More Than Human by Theodore Sturgeon
There's Lone, who can make a man blow his own brains out just by looking at him. There's Janie, who moves things without touching them, and the unique power of the teleporting twins. There's Baby, who invented an antigravity engine while still in the cradle, and Gerry, who has everything it takes to run the world -- except for a conscience. Separately, they are talented freaks. Together they compose a single organism that may represent the next step in evolution. As the protagonist of More Than Human struggle to find out whether they are meant to help humanity or destroy it, Theodore Sturgeon explores the questions of power and morality, individuality and belonging, with sophistication and lyricism rarely seen in science fiction.

March 2017:

Children of Time by Adrian Tchaikovsky
The last remnants of the human race left a dying Earth, desperate to find a new home among the stars.
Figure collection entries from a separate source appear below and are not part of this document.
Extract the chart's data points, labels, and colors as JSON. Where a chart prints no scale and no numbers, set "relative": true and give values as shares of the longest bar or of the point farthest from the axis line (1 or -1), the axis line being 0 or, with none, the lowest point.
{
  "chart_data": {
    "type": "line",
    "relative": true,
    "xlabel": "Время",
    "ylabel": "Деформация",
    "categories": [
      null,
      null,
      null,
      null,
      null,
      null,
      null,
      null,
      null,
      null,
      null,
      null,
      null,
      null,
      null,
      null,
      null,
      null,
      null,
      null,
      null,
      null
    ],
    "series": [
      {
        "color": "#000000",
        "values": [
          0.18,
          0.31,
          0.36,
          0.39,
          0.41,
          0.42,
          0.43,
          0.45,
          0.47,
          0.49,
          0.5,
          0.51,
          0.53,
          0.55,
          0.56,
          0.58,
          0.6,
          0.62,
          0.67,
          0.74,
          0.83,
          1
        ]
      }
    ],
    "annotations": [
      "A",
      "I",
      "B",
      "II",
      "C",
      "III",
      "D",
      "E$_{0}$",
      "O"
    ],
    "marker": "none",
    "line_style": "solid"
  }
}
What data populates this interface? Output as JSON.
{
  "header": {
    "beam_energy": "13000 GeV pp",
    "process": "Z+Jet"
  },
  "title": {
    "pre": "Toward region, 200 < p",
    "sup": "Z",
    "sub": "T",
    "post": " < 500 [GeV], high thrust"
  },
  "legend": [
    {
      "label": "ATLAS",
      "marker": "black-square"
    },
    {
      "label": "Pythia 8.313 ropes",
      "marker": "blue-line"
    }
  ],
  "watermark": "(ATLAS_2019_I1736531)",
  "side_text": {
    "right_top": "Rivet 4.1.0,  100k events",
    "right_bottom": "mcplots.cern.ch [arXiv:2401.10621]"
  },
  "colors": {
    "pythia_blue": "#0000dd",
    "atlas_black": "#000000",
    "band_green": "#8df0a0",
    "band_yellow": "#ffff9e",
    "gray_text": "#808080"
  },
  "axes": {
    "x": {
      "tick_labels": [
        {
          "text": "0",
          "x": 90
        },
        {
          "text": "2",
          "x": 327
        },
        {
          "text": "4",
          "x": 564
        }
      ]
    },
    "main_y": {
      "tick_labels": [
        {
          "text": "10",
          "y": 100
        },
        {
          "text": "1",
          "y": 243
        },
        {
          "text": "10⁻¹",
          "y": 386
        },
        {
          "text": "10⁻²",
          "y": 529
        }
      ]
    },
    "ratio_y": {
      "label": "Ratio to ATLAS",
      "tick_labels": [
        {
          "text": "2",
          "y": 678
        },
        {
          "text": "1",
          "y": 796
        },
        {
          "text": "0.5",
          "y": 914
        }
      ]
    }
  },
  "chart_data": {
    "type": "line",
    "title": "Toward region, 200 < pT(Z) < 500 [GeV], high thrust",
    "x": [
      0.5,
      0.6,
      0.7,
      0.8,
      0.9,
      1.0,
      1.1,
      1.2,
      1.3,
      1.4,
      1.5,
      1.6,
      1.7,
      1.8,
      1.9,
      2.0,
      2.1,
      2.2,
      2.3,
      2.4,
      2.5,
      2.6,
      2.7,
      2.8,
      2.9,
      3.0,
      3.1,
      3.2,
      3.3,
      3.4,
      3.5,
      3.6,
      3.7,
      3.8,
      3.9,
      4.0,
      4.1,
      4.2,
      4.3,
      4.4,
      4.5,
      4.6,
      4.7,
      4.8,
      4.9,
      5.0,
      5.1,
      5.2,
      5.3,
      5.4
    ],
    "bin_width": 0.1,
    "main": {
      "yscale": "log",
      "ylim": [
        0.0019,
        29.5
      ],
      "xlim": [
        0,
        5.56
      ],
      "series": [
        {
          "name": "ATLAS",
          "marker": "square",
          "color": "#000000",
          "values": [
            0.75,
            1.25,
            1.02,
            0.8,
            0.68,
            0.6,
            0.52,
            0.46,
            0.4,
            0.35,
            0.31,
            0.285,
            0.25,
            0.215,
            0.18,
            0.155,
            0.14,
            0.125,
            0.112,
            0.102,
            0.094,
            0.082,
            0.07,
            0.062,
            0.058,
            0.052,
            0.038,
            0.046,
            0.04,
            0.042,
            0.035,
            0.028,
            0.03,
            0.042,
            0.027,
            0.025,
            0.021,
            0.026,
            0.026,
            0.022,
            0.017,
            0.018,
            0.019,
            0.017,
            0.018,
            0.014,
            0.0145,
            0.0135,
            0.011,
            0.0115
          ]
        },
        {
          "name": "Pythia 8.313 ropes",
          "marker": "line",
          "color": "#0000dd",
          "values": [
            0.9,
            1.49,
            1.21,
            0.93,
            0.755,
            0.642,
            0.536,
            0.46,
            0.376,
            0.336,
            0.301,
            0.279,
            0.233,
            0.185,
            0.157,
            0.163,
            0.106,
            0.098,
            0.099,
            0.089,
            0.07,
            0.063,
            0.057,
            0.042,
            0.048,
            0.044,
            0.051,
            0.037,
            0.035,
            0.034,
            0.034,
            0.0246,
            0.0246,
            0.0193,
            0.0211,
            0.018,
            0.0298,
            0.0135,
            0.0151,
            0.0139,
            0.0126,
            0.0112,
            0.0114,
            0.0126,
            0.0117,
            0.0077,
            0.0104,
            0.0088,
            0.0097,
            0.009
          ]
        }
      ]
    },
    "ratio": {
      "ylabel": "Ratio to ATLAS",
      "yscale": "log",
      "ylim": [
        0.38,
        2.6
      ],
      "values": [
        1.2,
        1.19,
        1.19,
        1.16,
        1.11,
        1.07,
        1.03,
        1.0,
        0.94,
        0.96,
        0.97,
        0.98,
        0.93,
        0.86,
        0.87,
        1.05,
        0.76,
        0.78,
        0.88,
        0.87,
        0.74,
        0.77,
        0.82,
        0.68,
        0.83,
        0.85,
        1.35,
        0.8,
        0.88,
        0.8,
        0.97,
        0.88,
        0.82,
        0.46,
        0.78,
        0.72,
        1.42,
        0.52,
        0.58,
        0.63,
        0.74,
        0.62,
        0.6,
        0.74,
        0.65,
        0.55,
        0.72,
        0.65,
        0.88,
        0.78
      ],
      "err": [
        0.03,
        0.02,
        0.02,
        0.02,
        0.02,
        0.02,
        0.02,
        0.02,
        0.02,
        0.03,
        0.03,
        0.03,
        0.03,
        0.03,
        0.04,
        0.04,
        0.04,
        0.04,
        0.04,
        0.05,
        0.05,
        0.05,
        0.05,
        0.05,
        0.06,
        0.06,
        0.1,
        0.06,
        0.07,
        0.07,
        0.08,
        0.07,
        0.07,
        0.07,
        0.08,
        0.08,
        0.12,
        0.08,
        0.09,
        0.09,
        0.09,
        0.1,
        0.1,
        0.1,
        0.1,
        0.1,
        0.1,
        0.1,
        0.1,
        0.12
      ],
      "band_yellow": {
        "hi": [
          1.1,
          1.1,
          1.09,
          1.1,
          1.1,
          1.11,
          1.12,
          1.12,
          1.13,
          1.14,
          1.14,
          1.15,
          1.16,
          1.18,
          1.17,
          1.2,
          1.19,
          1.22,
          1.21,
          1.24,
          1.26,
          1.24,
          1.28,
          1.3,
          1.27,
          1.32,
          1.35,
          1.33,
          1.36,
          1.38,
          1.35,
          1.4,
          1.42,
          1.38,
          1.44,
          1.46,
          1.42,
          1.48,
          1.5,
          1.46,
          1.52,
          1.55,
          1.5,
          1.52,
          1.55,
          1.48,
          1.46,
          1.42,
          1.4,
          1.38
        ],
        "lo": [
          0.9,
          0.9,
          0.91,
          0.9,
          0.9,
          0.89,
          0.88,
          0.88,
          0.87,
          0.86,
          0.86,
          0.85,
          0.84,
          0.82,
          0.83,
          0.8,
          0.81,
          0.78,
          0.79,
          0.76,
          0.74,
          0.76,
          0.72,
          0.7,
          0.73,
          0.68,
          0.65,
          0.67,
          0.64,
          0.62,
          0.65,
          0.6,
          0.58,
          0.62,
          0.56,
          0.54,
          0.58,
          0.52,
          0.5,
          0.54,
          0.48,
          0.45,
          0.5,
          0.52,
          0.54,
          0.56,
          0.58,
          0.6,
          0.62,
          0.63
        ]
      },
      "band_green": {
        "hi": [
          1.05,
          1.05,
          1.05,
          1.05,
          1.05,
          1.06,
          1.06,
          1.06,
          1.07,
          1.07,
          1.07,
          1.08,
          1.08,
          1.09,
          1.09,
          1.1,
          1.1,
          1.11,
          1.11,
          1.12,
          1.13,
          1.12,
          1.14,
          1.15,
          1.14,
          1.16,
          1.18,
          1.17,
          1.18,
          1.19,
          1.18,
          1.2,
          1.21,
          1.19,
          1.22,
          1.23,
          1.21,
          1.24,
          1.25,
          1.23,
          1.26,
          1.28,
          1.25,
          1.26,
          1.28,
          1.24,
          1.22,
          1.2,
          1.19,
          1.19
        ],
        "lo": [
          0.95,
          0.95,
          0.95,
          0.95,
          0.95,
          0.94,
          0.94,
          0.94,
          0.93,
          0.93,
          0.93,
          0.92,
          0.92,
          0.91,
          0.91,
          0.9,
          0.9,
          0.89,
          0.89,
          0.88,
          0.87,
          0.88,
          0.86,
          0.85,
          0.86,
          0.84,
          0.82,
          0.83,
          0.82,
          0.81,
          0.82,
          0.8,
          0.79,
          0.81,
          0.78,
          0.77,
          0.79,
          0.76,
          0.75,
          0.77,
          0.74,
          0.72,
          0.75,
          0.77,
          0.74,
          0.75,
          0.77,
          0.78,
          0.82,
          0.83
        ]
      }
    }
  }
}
Following in the footsteps of their ancestors, they discover the greatest treasure of the past age a world terraformed and prepared for human life. But all is not right in this new Eden. In the long years since the planet was abandoned, the work of its architects has borne disastrous fruit. The planet is not waiting for them, pristine and unoccupied. New masters have turned it from a refuge into mankind's worst nightmare. Now two civilizations are on a collision course, both testing the boundaries of what they will do to survive. As the fate of humanity hangs in the balance, who are the true heirs of this new Earth?

April 2017:

A Darkling Sea by James L. Cambias

On the planet Ilmatar, under a roof of ice a kilometer thick, a team of deep-sea diving scientists investigates the blind alien race that lives below. The Terran explorers have made an uneasy truce with the Sholen, their first extraterrestrial contact: so long as they don't disturb the Ilmataran habitat, they're free to conduct their missions in peace.
But when Henri Kerlerec, media personality and reckless adventurer, ends up sliced open by curious Ilmatarans, tensions between Terran and Sholen erupt, leading to a diplomatic disaster that threatens to escalate to war.
Against the backdrop of deep-sea guerrilla conflict, a new age of human exploration begins as alien cultures collide. Both sides seek the aid of the newly enlightened Ilmatarans. But what this struggle means for the natives and the future of human exploration is anything but certain, in "A Darkling Sea "by James Cambias.



Okay that is what I am thinking about at the moment. Any vetos? How about suggestions for the rest of 2017?